Réagissez ! et vite ! Car, au vieillissement biologique, inéluctable, s’ajoute un vieillissement mécanique, contrôlable, et un vieillissement mental, évitable.

 

Les mauvais traitements que vous vous infligez aujourd’hui entraîneront demain de multiples séquelles plus ou moins invalidantes. En revanche, si vous entretenez correctement votre corps et votre esprit, vous engrangerez à moyen et long termes de substantiels bénéfices. L’art de bien vieillir se cultive tout au long de sa vie.

 

Les arts martiaux sont destinés à vous faire traverser l’existence le plus sereinement possible grâce à l’acquisition d’une technique d’autodéfense éprouvée et au développement d’un mental indéfectible. De plus, un entraînement régulier et bien conduit doit vous conférer une condition physique bien au-dessus de la moyenne. Ils constituent donc le support idéal d’un harmonieux vieillissement.

 

La motivation :

 

Il existe des motivations factices (motivations extrinsèques),  est celle qui repose sur le plaisir de pratiquer. Or, ce plaisir ne vient pas tout de suite : il faut passer le stade de l’apprentissage. Selon l’activité, cela peut demander plusieurs années. Un peu de persévérance est nécessaire, mais si le plaisir n’apparaît pas, il peut s’avérer judicieux de changer d’activité : tout le monde ne s’épanouira pas dans l’eau, dans la neige ou dans un dojo.

 

Néanmoins, avec l’âge, la motivation peut et doit évoluer. Certains ont même cessé de s’entraîner — de ne plus être aussi rapides, aussi puissants, aussi souples que dans leur prime jeunesse, preuve d’une motivation d’une banalité désespérante. En vieillissant, il est normal, passé l’acmé de la forme physique, de régresser — encore qu’un entraînement régulier puisse maintenir des performances de bon niveau très longtemps. Cette évidence devrait motiver tout le monde à développer des capacités mentales qui viendront progressivement compenser les déficiences physiques. Ainsi, la vitesse est-elle une notion relative qui intègre la surprise de l’adversaire. En travaillant sur l’observation de manière à porter une attaque au moment optimum vous donnerez l’impression à votre adversaire d’une vitesse phénoménale. Cette qualité peut s’améliorer à tout âge, comme de nombreuses autres caractéristiques mentales.
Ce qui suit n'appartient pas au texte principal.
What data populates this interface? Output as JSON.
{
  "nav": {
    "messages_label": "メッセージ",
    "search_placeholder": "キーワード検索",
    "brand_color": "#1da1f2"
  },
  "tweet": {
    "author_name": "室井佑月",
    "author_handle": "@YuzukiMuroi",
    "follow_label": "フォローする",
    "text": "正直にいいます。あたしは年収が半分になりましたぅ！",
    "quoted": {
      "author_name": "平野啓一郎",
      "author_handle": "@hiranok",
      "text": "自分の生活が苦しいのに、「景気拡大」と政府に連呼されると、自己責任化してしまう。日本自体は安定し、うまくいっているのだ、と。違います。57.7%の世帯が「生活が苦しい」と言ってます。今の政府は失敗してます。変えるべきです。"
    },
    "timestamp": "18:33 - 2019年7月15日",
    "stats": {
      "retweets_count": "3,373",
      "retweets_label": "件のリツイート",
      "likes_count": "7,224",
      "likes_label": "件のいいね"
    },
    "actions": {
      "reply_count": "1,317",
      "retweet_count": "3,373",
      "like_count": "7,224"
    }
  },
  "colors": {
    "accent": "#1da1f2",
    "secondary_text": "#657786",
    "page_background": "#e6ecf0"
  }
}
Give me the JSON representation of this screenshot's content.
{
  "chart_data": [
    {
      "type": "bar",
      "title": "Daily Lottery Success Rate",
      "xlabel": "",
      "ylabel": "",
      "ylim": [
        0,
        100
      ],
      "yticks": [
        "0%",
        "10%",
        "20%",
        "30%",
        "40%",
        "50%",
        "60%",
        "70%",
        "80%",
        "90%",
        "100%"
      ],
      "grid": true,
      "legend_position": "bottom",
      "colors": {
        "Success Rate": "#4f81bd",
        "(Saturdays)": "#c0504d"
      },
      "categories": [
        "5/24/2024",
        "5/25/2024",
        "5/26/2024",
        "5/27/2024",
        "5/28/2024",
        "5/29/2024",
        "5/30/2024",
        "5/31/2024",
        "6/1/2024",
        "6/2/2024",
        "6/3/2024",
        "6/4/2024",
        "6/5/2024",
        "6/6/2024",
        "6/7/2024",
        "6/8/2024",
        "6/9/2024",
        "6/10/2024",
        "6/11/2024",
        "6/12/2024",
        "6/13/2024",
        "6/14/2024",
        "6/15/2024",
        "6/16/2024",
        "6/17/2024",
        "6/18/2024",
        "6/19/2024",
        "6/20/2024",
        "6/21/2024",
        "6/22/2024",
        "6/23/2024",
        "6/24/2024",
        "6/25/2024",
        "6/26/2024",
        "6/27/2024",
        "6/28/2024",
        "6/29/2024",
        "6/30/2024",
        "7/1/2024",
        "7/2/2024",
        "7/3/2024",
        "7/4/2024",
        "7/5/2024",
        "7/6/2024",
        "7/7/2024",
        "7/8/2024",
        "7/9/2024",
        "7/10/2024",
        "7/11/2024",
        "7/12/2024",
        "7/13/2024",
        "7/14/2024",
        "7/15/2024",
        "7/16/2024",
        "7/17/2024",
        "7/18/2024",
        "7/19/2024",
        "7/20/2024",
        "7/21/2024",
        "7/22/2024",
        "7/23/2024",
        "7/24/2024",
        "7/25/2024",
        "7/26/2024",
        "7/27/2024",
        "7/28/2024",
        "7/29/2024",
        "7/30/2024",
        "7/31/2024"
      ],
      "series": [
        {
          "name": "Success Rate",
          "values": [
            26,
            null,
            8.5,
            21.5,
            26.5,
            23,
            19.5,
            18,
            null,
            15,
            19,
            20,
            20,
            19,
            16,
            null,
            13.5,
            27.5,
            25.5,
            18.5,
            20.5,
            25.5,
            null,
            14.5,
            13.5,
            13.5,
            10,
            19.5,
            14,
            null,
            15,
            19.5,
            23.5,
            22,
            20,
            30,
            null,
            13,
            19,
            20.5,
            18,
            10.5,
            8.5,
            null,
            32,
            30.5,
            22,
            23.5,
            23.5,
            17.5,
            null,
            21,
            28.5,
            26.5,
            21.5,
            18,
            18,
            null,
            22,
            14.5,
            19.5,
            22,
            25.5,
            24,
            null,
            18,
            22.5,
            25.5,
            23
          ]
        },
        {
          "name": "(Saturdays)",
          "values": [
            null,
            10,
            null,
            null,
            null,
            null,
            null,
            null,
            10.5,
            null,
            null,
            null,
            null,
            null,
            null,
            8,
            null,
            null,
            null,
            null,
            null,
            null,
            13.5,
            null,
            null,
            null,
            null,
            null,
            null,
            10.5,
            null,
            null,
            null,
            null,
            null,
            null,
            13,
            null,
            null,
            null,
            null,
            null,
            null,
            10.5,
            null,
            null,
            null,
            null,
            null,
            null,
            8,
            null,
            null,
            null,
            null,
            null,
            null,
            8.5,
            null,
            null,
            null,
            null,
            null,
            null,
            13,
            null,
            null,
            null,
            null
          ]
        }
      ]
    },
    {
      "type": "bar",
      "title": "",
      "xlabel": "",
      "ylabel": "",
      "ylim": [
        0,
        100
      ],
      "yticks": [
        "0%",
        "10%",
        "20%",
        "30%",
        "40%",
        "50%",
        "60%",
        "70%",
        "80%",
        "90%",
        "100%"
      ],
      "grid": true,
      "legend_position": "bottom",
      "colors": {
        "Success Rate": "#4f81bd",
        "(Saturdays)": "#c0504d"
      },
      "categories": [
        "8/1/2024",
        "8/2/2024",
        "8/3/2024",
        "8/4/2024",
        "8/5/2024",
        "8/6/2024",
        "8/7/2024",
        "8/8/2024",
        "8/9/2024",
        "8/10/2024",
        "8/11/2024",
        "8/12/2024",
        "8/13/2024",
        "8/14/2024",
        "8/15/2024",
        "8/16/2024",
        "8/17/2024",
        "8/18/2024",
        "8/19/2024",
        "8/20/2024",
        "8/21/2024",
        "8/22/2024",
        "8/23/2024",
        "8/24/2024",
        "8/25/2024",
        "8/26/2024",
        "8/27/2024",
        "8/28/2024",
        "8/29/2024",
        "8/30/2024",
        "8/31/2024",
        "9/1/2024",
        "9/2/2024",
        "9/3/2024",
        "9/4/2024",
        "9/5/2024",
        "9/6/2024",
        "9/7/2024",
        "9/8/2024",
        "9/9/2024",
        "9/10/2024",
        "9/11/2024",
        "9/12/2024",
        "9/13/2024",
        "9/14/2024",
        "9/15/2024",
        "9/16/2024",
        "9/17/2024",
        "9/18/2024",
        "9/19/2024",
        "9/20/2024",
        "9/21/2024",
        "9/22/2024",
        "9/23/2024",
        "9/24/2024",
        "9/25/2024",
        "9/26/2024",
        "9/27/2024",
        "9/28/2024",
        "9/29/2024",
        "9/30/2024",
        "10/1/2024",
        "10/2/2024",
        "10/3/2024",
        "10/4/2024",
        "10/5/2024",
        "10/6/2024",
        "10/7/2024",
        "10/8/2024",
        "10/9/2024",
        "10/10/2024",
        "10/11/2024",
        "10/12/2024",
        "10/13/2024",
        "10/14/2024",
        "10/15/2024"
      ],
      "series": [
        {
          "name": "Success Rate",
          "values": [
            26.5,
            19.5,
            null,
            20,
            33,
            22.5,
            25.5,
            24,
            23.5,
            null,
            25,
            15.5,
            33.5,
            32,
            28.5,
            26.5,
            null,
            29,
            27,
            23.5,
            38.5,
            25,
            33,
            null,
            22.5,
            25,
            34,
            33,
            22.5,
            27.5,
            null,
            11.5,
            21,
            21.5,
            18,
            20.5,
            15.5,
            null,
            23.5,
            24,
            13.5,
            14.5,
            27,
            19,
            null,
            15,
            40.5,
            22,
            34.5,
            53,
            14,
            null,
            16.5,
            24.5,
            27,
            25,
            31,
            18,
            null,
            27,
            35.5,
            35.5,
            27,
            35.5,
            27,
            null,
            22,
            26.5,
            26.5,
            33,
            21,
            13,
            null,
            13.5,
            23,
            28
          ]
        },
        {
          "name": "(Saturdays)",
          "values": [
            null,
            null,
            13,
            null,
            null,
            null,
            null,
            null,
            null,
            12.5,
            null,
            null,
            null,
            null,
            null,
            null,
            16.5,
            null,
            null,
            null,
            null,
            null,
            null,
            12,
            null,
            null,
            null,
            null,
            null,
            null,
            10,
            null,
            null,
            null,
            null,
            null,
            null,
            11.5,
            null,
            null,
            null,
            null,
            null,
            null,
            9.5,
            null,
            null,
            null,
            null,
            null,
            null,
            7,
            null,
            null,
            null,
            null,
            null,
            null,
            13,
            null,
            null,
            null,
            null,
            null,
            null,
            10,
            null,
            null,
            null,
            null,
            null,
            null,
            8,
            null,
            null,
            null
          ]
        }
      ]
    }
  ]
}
Mais pour vous, individu raisonnable, est-il bien sérieux de compter sur la chance pour vieillir dans de bonnes conditions ? La réponse est dans ce proverbe japonais : « Attendre la chance, c’est attendre la mort

 

Ceux qui  s'imaginent pratiquer et progresser seul en ignorant les efforts à faire en venant régulièrement au Dojo et en participant au cours au moins deux fois par semaine et à des stages le plus souvent possible ne font que tourner en rond et perdre leur temps.

 

Un des meilleurs moyens de progresser est d'intégrer l'art que tu pratiques dans ton quotidien. Il faut que ça fasse partie intégrante de ta vie. Cela permet de retirer la contrainte de temps ou les excuses du type :

  • je n'ai pas le temps d'aller à l'entraînement
  • il pleut
  • il fait froid
  • il fait trop chaud
  • c'est loin
  • y'a trop d'encombrements
  • problèmes de transport
  • je suis fatigué

 

 

 

De nombreux Budo modernes se sont transformés en sport, où l'on ne recherche que les résultats visibles, en jetant, en frappant ou en projetant son adversaire, il en résulte une technique médiocre, on ne peut d'ailleurs même pas parler de technique. Cette pratique limitée ne correspond pas à la formation d'un être au caractère noble et intègre qui est l'un des objectifs du Budo.

Malgré la volonté des fondateurs du Kendo moderne (Vers 1952), le Kendo s'est dénaturé en sport. Notamment à cause de la modification des Kata traditionnels et le rejet de certaines positions fondamentales.

Ils est donc nécessaire de réétudier les Kata que nous ont laissé les anciens.

 

Il n'y a donc pas d'objectif à gagner, où à être le meilleur ?

 

En Iaido, il ne devrait pas y avoir de compétition. Il devrait y avoir seulement des rencontres, dans lesquelles on démystifierait le problème de la compétition. La compétition fait reculer l'être humain et le détourne de l'esprit du Budo.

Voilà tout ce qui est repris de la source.